9 Limitations and Recommendations

This review was potentially limited by how performance was characterized across the biomechanical literature. For the most part, “performance” was inferred using total cutting times during tasks that incorporated approaches to and exits from the cutting maneuver [10, 36, 37]. Straight-line running speed could contribute to better performance of these maneuvers in such studies, which could affect the observed relationships between biomechanical cutting technique and “performance.” Further, these studies did not examine performance in unanticipated scenarios [10, 36, 37]. The ability to change direction in response to stimulus is an important aspect of change-of-direction performance in competitive environments [2]. Investigating change-of-direction biomechanics in unanticipated scenarios is an important aspect of understanding performance and should therefore be considered in future work.

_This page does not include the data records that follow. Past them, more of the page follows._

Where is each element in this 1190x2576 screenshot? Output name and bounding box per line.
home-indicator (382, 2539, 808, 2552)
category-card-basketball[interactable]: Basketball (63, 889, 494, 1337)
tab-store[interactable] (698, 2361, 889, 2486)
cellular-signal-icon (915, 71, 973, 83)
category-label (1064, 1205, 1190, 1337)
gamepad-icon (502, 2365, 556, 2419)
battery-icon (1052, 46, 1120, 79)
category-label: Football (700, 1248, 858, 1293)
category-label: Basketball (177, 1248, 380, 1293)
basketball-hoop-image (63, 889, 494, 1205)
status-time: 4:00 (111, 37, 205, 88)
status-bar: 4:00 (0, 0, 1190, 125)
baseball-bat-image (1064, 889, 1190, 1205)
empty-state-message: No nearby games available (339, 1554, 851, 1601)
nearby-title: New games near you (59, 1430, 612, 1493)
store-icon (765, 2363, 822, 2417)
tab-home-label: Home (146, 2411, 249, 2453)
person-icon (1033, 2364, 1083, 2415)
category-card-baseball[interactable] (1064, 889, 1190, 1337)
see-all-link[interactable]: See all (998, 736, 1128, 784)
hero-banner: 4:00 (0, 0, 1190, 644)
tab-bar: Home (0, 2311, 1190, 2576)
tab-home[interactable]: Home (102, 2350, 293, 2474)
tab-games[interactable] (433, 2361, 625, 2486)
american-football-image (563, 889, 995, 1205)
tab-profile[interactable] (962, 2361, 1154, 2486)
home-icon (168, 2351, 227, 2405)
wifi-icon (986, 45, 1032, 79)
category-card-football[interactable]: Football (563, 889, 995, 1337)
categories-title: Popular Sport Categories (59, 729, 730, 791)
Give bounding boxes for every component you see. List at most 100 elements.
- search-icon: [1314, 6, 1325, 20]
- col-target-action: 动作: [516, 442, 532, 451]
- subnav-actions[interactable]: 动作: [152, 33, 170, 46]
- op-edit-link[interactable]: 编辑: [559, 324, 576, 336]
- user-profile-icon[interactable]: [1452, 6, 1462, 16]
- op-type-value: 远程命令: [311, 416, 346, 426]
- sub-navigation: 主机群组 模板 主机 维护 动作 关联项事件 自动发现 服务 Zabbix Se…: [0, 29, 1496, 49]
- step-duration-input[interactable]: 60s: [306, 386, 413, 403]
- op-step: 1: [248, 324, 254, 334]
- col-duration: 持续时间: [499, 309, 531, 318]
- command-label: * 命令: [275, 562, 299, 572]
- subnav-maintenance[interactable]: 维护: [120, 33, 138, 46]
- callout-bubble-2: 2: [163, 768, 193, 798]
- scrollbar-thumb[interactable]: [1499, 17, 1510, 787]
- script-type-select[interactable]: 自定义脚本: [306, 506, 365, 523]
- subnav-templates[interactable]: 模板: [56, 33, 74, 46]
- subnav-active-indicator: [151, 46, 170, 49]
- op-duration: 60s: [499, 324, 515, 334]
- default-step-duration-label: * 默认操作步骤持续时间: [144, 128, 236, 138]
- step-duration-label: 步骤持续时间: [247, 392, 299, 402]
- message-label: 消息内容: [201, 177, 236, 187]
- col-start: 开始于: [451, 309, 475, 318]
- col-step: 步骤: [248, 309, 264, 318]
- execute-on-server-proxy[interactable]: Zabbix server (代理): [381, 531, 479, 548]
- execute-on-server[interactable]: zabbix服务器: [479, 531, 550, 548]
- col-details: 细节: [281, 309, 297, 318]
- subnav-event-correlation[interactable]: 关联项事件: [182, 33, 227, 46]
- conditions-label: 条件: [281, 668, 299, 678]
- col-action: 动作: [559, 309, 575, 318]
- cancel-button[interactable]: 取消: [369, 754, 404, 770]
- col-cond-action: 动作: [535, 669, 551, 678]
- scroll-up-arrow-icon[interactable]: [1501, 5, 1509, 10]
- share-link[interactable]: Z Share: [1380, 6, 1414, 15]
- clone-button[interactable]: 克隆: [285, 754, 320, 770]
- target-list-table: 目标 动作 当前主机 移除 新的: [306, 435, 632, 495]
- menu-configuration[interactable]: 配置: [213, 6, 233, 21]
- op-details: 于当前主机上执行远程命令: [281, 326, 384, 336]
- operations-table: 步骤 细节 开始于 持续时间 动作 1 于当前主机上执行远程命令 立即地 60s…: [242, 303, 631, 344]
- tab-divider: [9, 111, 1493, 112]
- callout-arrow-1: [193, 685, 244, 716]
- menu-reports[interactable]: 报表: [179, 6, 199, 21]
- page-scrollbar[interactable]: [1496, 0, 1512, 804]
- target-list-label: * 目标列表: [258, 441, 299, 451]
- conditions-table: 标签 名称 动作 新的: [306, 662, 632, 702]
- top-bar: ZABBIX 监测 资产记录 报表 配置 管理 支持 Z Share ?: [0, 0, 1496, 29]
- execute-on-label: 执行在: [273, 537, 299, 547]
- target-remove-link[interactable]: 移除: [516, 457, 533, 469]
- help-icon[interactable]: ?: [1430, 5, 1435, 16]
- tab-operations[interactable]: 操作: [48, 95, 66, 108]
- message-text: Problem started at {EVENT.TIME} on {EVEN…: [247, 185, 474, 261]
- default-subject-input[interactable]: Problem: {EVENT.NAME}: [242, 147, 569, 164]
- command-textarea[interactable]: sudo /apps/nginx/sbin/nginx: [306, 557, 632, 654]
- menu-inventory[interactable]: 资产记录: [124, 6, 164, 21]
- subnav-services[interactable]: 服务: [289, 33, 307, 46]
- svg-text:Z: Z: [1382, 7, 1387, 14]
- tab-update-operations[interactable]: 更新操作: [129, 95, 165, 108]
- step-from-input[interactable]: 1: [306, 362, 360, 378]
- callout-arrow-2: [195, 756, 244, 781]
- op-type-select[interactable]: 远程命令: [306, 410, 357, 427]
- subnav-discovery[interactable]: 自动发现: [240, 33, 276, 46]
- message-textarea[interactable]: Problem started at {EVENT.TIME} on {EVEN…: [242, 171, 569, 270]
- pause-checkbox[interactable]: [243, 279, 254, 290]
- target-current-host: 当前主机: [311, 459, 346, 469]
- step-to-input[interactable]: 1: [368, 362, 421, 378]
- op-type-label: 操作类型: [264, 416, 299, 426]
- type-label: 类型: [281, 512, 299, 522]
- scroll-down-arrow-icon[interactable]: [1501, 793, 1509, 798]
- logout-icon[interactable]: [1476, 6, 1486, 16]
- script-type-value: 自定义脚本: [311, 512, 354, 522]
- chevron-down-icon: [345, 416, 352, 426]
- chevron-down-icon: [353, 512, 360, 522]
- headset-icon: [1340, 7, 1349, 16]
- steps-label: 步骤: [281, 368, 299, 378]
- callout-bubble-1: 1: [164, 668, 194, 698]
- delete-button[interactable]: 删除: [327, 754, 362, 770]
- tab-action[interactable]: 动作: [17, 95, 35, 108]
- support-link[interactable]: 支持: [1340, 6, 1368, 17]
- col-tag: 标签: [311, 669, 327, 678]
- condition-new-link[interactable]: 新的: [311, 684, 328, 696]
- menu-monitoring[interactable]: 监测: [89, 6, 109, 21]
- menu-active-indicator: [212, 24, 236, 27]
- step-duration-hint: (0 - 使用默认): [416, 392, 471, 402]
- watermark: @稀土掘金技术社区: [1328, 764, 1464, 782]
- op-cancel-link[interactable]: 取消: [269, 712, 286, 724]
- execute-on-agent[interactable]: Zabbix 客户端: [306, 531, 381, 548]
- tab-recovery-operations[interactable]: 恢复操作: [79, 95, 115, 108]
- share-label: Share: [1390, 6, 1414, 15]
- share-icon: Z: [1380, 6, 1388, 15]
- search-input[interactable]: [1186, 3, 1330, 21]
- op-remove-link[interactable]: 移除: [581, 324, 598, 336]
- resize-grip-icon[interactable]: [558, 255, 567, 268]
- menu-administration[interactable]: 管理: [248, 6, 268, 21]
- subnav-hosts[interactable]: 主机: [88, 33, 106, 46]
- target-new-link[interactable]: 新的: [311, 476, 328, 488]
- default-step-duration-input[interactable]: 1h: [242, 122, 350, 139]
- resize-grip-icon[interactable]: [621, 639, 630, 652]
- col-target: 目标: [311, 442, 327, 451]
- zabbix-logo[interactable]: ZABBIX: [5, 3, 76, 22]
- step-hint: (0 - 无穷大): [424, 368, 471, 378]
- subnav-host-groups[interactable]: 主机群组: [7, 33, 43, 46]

Several studies in this review focused on relating the biomechanics of change-of-direction maneuvers to ACL injury risk or performance in isolation [14,15,16,17,18,19, 36, 37]. The findings of this review highlight how this approach can result in conflicting recommendations with regard to these two important areas. Whether the target is ACL injury prevention or performance, altering change-of-direction biomechanics will likely affect both these areas and hence must be considered together. Future studies should incorporate appropriate experimental or in silico methods to test the interaction between ACL injury risk and performance during change-of-direction maneuvers, rather than focusing on one factor in isolation.

10 Conclusions

Overall, the alignment of biomechanical recommendations for ACL injury prevention and change-of-direction performance is mixed. A degree of overlap was identified between biomechanical strategies that are recommended for both reducing ACL injury risk and enhancing change-of-direction performance. A fore-foot footfall pattern as well as trunk rotation and lateral flexion in the intended cutting direction were identified as biomechanical strategies that both reduce ACL injury risk and enhance performance. Minimizing knee valgus and knee abduction moments during change-of-direction maneuvers may also reduce ACL injury risk without affecting performance. However, the biomechanical strategies used to minimize frontal plane knee moments must be considered as the various approaches promoted may have differing effects on altering performance. In contrast, certain biomechanical strategies proposed to reduce ACL injury risk, such as a narrow foot placement and “soft” landings with greater knee flexion, must be carefully considered given their potential detrimental effect on change-of-direction performance. Where these biomechanical strategies are promoted for ACL injury prevention, additional adjustments should be made to the cutting technique to avoid any associated performance decrements. This review emphasizes the importance of considering both ACL injury risk and performance when examining change-of-direction maneuvers. Injury prevention programs that target the biomechanics of change-of-direction maneuvers must also consider how any changes could impact performance to ensure one is not emphasized over the other.